Z Kauai przylatujemy na Maui.
Mieszkamy na zboczu wulkanu. Wlasciciel domu bedacy w podrozy po Europie wysyla nam maila, ze dom zostawil otwarty. Docieramy tam noca. Drogi nie widac tylko zapalone malenkie swiatelka. Jedna osoba musi maszerowac przed samochodem i wskazywac droge kierowcy. Uff, widac w koncu dom!
Rano z oszklonego ze wszystkich stron domu ukazuje nam sie widok niemal jak z samolotu. Przecieramy oczy ze zdziwienia. Dobrze, ze dotarlismy tam po ciemku bo pewnie zawrocilibysmy w polowie drogi i udali sie do hotelu!
Teraz juz wiemy, ze jednak jakos mozna tu dojechac.
A propos hoteli na Maui: swiadomie nie chcielismy w nich mieszkac poniewaz na Maui znajduje sie jedyna fabryka przemyslowa na calych Hawajach, ktrora zasmradza okolice hoteli i powoduje spory smog w tej czesci wyspy. Za to kolo hoteli znajduje sie super miejsce do snorkowania wiec i tak sie tam wybieramy. Poslugujemy sie rewelacyjnym przewodnikiem EYE WITNESS o Hawajach- tam znajdujemy "tajemna" droge "na skroty" do wybrzeza hotelowego. Lokalni nie moga sie nadziwic, ze ja znalezlismy bo podobno nie ma tej drogi na zadnych mapach. Tym sposobem zreszta zobaczylismy owa aktywna fabryke.
Na Maui warto zaliczyc wschod slonca na wulkanie (na ktorego zboczu mieszkamy)- Haleakala. Rdzenni Hawajczycy wierza, ze jest to dom PELE.
Warto tez przejechac DROGA DO HANA wokol wyspy, zaliczyc okoliczne farmy i skosztowac owocow i warzyw jakich nie ma nigdzie indziej na swiecie.
No wlasnie! Hawaje sa jedynym miejscem na kuli ziemskiej gdzie mozna zobaczyc faune i flore nie wystepujaca nigdzie indziej.

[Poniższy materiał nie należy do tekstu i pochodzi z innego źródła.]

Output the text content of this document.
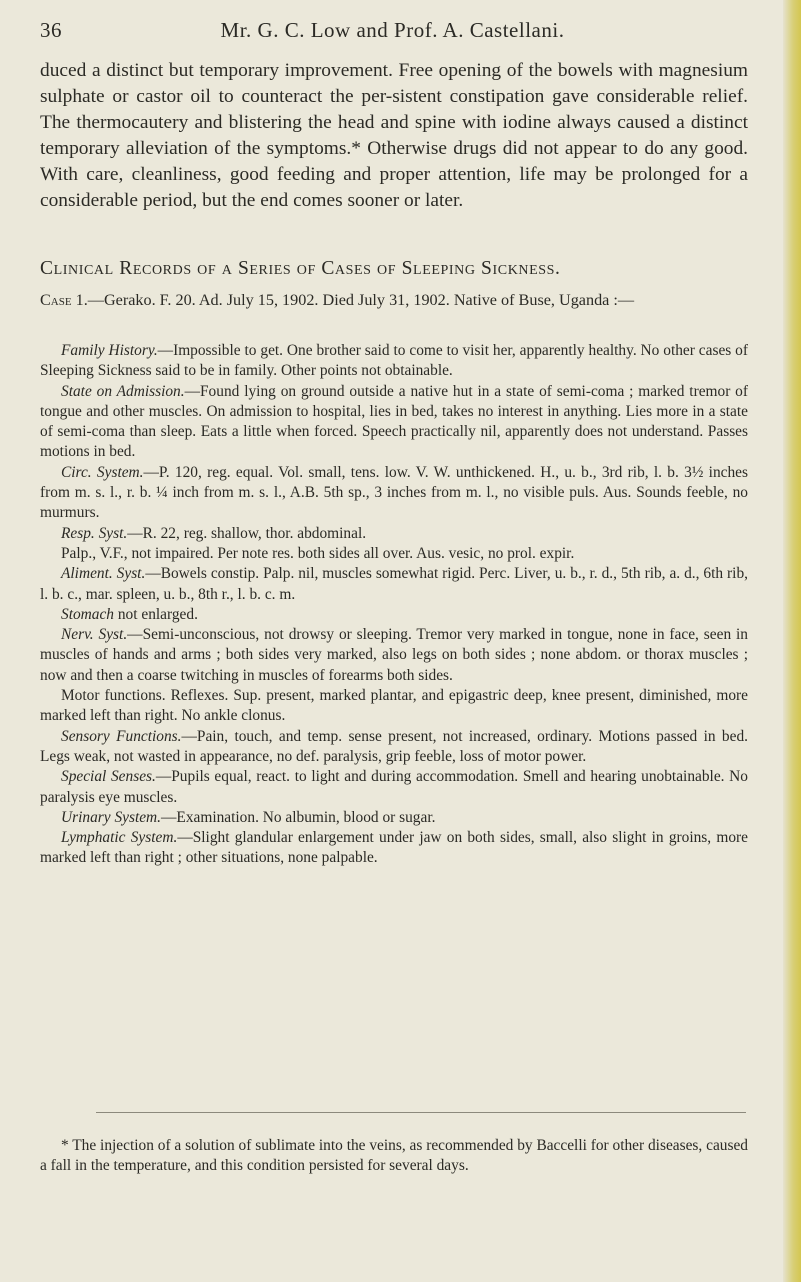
36	Mr. G. C. Low and Prof. A. Castellani.

duced a distinct but temporary improvement. Free opening of the bowels with magnesium sulphate or castor oil to counteract the per-sistent constipation gave considerable relief. The thermocautery and blistering the head and spine with iodine always caused a distinct temporary alleviation of the symptoms.* Otherwise drugs did not appear to do any good. With care, cleanliness, good feeding and proper attention, life may be prolonged for a considerable period, but the end comes sooner or later.

Clinical Records of a Series of Cases of Sleeping Sickness.

Case 1.—Gerako. F. 20. Ad. July 15, 1902. Died July 31, 1902. Native of Buse, Uganda :—

Family History.—Impossible to get. One brother said to come to visit her, apparently healthy. No other cases of Sleeping Sickness said to be in family. Other points not obtainable.

State on Admission.—Found lying on ground outside a native hut in a state of semi-coma ; marked tremor of tongue and other muscles. On admission to hospital, lies in bed, takes no interest in anything. Lies more in a state of semi-coma than sleep. Eats a little when forced. Speech practically nil, apparently does not understand. Passes motions in bed.

Circ. System.—P. 120, reg. equal. Vol. small, tens. low. V. W. unthickened. H., u. b., 3rd rib, l. b. 3½ inches from m. s. l., r. b. ¼ inch from m. s. l., A.B. 5th sp., 3 inches from m. l., no visible puls. Aus. Sounds feeble, no murmurs.

Resp. Syst.—R. 22, reg. shallow, thor. abdominal.

Palp., V.F., not impaired. Per note res. both sides all over. Aus. vesic, no prol. expir.

Aliment. Syst.—Bowels constip. Palp. nil, muscles somewhat rigid. Perc. Liver, u. b., r. d., 5th rib, a. d., 6th rib, l. b. c., mar. spleen, u. b., 8th r., l. b. c. m.

Stomach not enlarged.

Nerv. Syst.—Semi-unconscious, not drowsy or sleeping. Tremor very marked in tongue, none in face, seen in muscles of hands and arms ; both sides very marked, also legs on both sides ; none abdom. or thorax muscles ; now and then a coarse twitching in muscles of forearms both sides.

Motor functions. Reflexes. Sup. present, marked plantar, and epigastric deep, knee present, diminished, more marked left than right. No ankle clonus.

Sensory Functions.—Pain, touch, and temp. sense present, not increased, ordinary. Motions passed in bed. Legs weak, not wasted in appearance, no def. paralysis, grip feeble, loss of motor power.

Special Senses.—Pupils equal, react. to light and during accommodation. Smell and hearing unobtainable. No paralysis eye muscles.

Urinary System.—Examination. No albumin, blood or sugar.

Lymphatic System.—Slight glandular enlargement under jaw on both sides, small, also slight in groins, more marked left than right ; other situations, none palpable.

* The injection of a solution of sublimate into the veins, as recommended by Baccelli for other diseases, caused a fall in the temperature, and this condition persisted for several days.
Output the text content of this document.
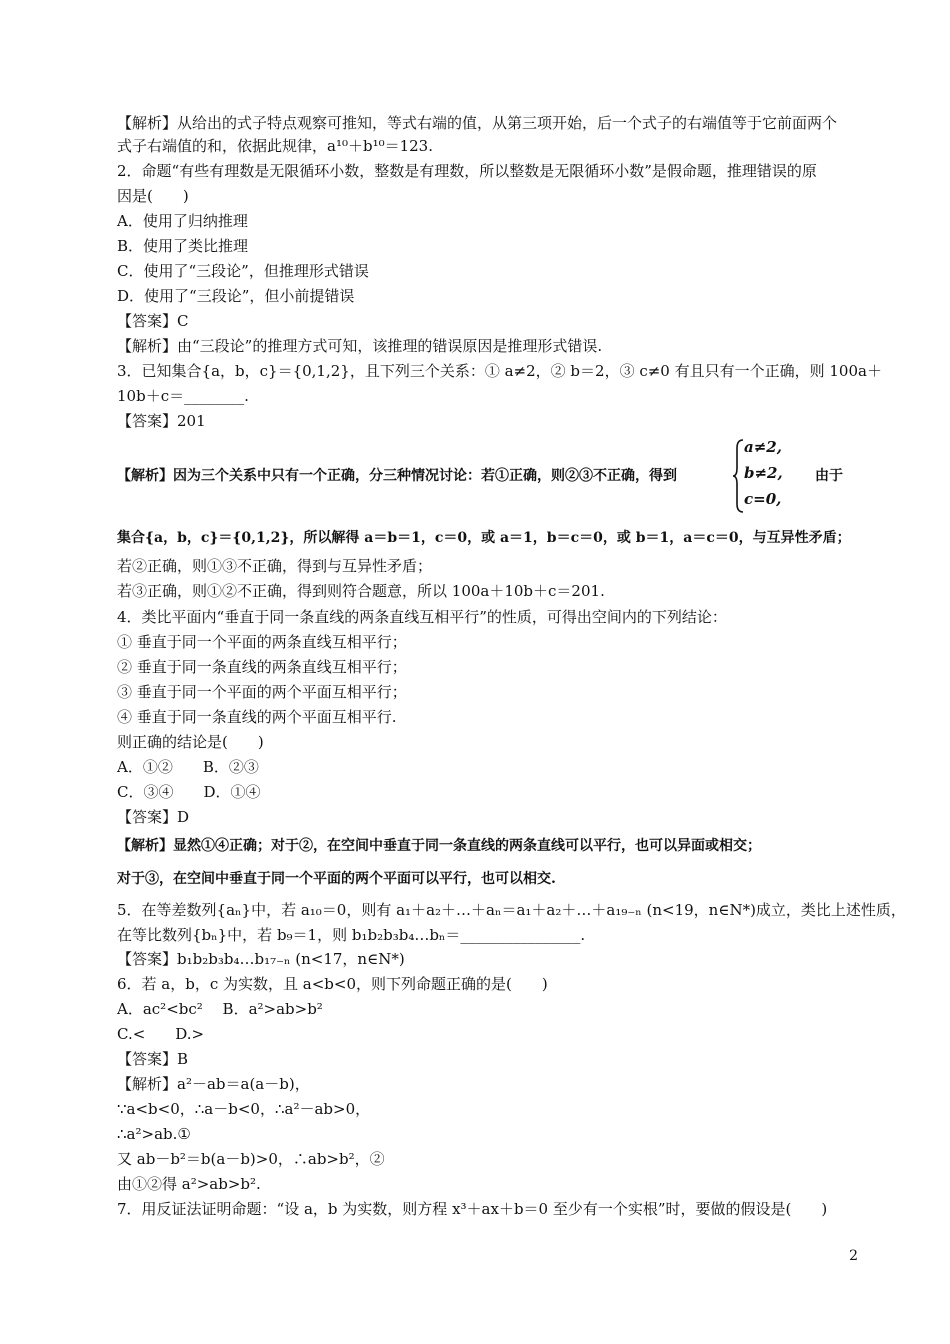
【解析】从给出的式子特点观察可推知，等式右端的值，从第三项开始，后一个式子的右端值等于它前面两个
式子右端值的和，依据此规律，a¹⁰＋b¹⁰＝123.
2．命题“有些有理数是无限循环小数，整数是有理数，所以整数是无限循环小数”是假命题，推理错误的原
因是(　　)
A．使用了归纳推理
B．使用了类比推理
C．使用了“三段论”，但推理形式错误
D．使用了“三段论”，但小前提错误
【答案】C
【解析】由“三段论”的推理方式可知，该推理的错误原因是推理形式错误.
3．已知集合{a，b，c}＝{0,1,2}，且下列三个关系：① a≠2，② b＝2，③ c≠0 有且只有一个正确，则 100a＋
10b＋c＝________.
【答案】201
【解析】因为三个关系中只有一个正确，分三种情况讨论：若①正确，则②③不正确，得到
a≠2,
b≠2,
c=0,
由于
集合{a，b，c}＝{0,1,2}，所以解得 a＝b＝1，c＝0，或 a＝1，b＝c＝0，或 b＝1，a＝c＝0，与互异性矛盾；
若②正确，则①③不正确，得到与互异性矛盾；
若③正确，则①②不正确，得到则符合题意，所以 100a＋10b＋c＝201.
4．类比平面内“垂直于同一条直线的两条直线互相平行”的性质，可得出空间内的下列结论：
① 垂直于同一个平面的两条直线互相平行；
② 垂直于同一条直线的两条直线互相平行；
③ 垂直于同一个平面的两个平面互相平行；
④ 垂直于同一条直线的两个平面互相平行.
则正确的结论是(　　)
A．①②　　B．②③
C．③④　　D．①④
【答案】D
【解析】显然①④正确；对于②，在空间中垂直于同一条直线的两条直线可以平行，也可以异面或相交；
对于③，在空间中垂直于同一个平面的两个平面可以平行，也可以相交.
5．在等差数列{aₙ}中，若 a₁₀＝0，则有 a₁＋a₂＋…＋aₙ＝a₁＋a₂＋…＋a₁₉₋ₙ (n<19，n∈N*)成立，类比上述性质，
在等比数列{bₙ}中，若 b₉＝1，则 b₁b₂b₃b₄…bₙ＝________________.
【答案】b₁b₂b₃b₄…b₁₇₋ₙ (n<17，n∈N*)
6．若 a，b，c 为实数，且 a<b<0，则下列命题正确的是(　　)
A．ac²<bc²　 B．a²>ab>b²
C.<　　D.>
【答案】B
【解析】a²－ab＝a(a－b)，
∵a<b<0，∴a－b<0，∴a²－ab>0，
∴a²>ab.①
又 ab－b²＝b(a－b)>0，∴ab>b²，②
由①②得 a²>ab>b².
7．用反证法证明命题：“设 a，b 为实数，则方程 x³＋ax＋b＝0 至少有一个实根”时，要做的假设是(　　)
2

Nie mozna tam tez wwiezdz ani wywiezdz zadnych roslin i owocow. Nam przy wyjezdzie odebrano dwa pomidory! Smialismy sie, ze pewnie dlatego, ze ksztaltem przypominaja bombe. Prawda jest jednak taka, ze w koszyku urzednikow celnych znajdowaly sie owoce i warzywa przeroznych ksztaltow i nie bylo nawet mowy aby cokolwiek zabrac z wysp.